The final aspect of performance covered here is multithreaded performance. Writing efficient multithreaded code is a very difficult task, but luckily there are various tools out there to help you find logical threading errors in your code, such as race conditions or deadlocks, as well as profile the performance of your threaded code to find concurrency bottlenecks.
• Intel Thread Checker (http://software.intel.com/en-us/intel-thread-checker/): This is a commercial threading analysis tool available for 32-bit and 64-bit Windows and Linux. It can be used to discover logical threading errors, such as potential deadlocks. You can use it as a command-line tool that outputs a textual report or you can use the accompanying visual GUI that maps potential errors to source code lines.

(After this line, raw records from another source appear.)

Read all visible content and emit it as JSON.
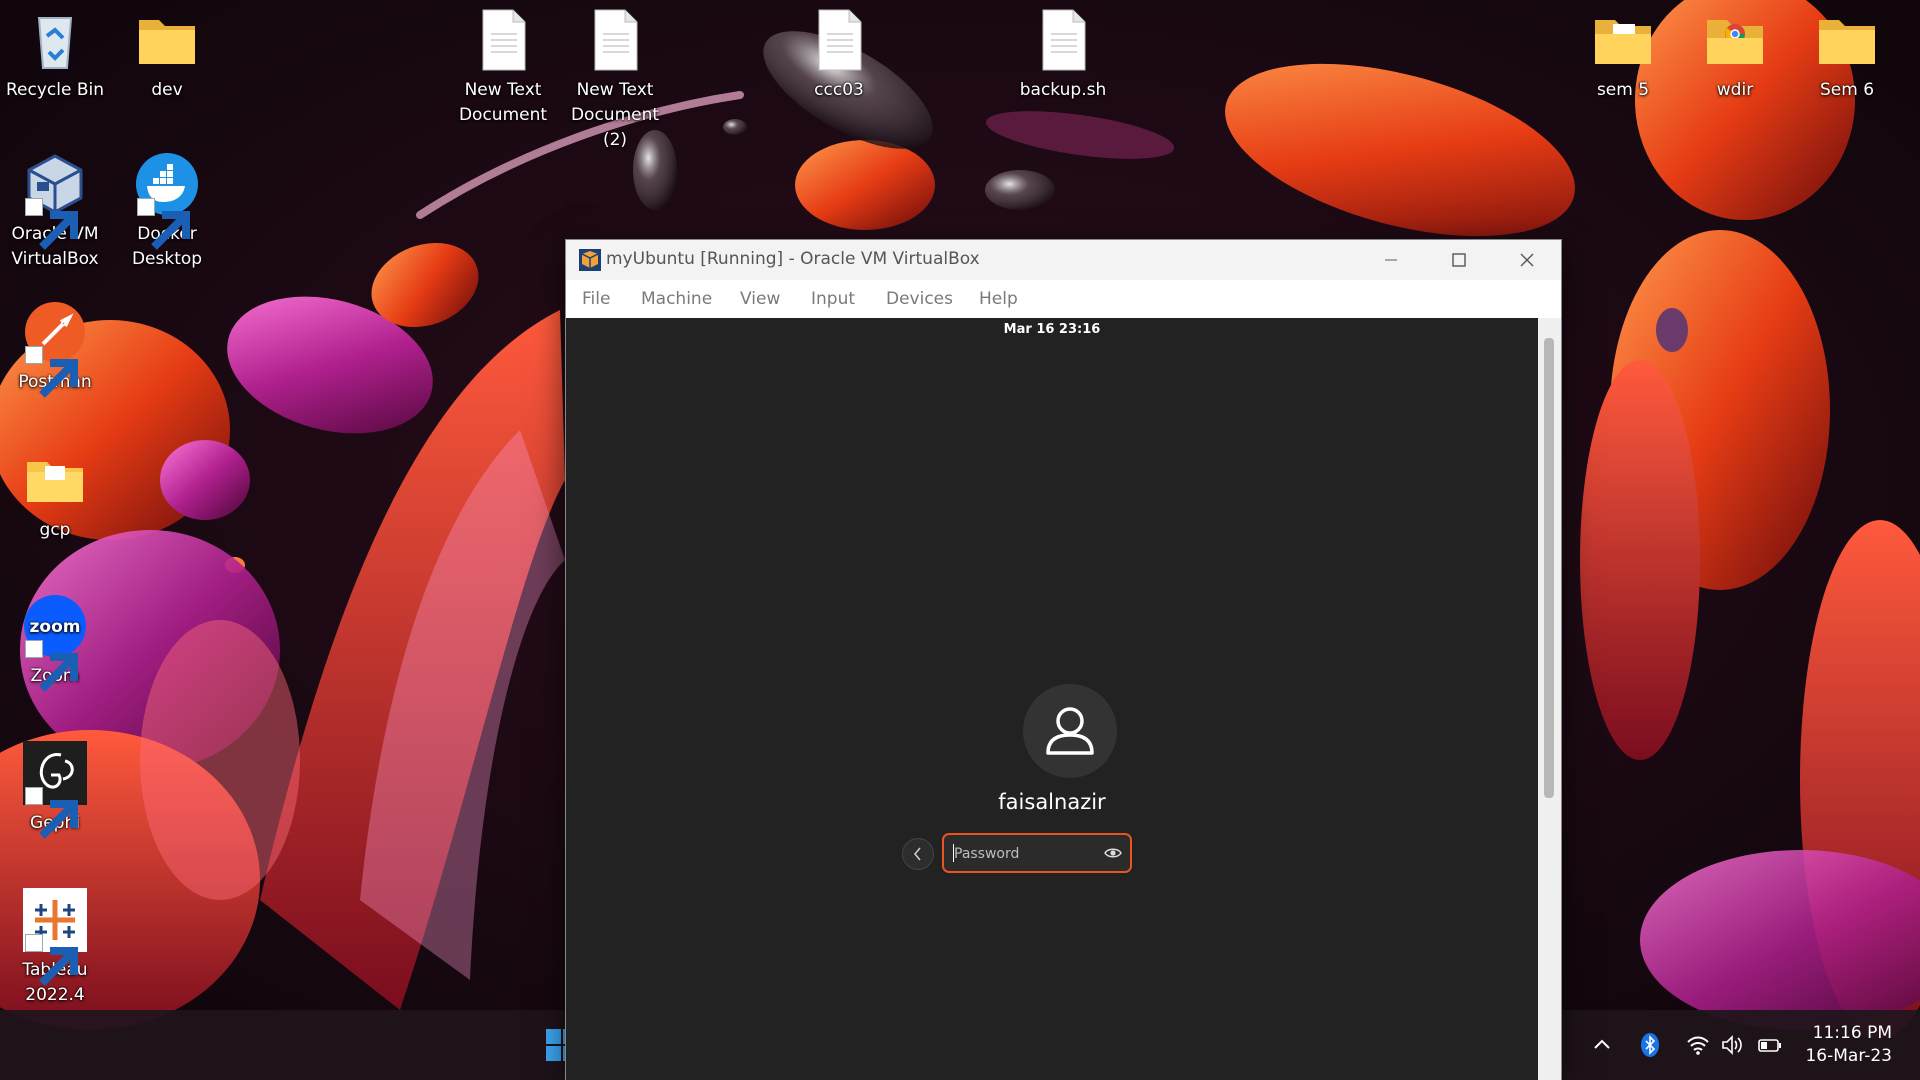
{
  "desktop": {
    "icons": [
      {
        "label": "Recycle Bin",
        "icon": "recycle-bin-icon"
      },
      {
        "label": "dev",
        "icon": "folder-icon"
      },
      {
        "label": "New Text Document",
        "icon": "text-file-icon"
      },
      {
        "label": "New Text Document (2)",
        "icon": "text-file-icon"
      },
      {
        "label": "ccc03",
        "icon": "text-file-icon"
      },
      {
        "label": "backup.sh",
        "icon": "text-file-icon"
      },
      {
        "label": "sem 5",
        "icon": "folder-icon"
      },
      {
        "label": "wdir",
        "icon": "folder-chrome-icon"
      },
      {
        "label": "Sem 6",
        "icon": "folder-icon"
      },
      {
        "label": "Oracle VM VirtualBox",
        "icon": "virtualbox-icon"
      },
      {
        "label": "Docker Desktop",
        "icon": "docker-icon"
      },
      {
        "label": "Postman",
        "icon": "postman-icon"
      },
      {
        "label": "gcp",
        "icon": "folder-icon"
      },
      {
        "label": "Zoom",
        "icon": "zoom-icon"
      },
      {
        "label": "Gephi",
        "icon": "gephi-icon"
      },
      {
        "label": "Tableau 2022.4",
        "icon": "tableau-icon"
      }
    ],
    "zoom_logo_text": "zoom"
  },
  "window": {
    "title": "myUbuntu [Running] - Oracle VM VirtualBox",
    "menu": [
      "File",
      "Machine",
      "View",
      "Input",
      "Devices",
      "Help"
    ]
  },
  "guest": {
    "clock": "Mar 16  23:16",
    "username": "faisalnazir",
    "password_placeholder": "Password",
    "accent_color": "#e95420"
  },
  "taskbar": {
    "time": "11:16 PM",
    "date": "16-Mar-23",
    "tray_icons": [
      "chevron-up-icon",
      "bluetooth-icon",
      "wifi-icon",
      "volume-icon",
      "battery-icon"
    ]
  }
}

• Intel Thread Profiler (http://software.intel.com/en-us/intel-vtune/): Thread Profiler lets you visualize your threaded application’s behavior by displaying a timeline that shows what your threads are doing and how they interact. This lets you determine if you’re getting the maximum concurrency from your code. It runs on Windows and Linux. Intel now packages Thread Profiler along with their VTune product.
• Intel Parallel Studio (http://software.intel.com/en-us/intel-parallel-studio-home/): Intel’s Parallel Studio provides a suite of tools to support parallel applications on multicore systems, including a utility to identify candidate functions for parallelizing, the Intel Threading Building Blocks (TBB) library, an inspector tool to detect threading and memory errors, and a performance analysis tool for parallel applications.
• RogueWave ThreadSpotter (http://www.acumem.com/): This tool lets you find performance problems in multithreaded and OpenMP applications on Solaris, Linux, and Windows. It contains all of the functionality of Acumem’s single-threaded profiler SlowSpotter (including profilers for memory bandwith/latency and data locality), with the addition of a thread communication and interaction module.
• Helgrind and DRD (http://valgrind.org/): Helgrind and DRD are both modules of the open source Valgrind instrumentation framework. They can be used to detect synchronization errors in pthreads-based applications, including misuses of the pthreads API, deadlocks, and race conditions. They can be used on Linux and Mac OS X.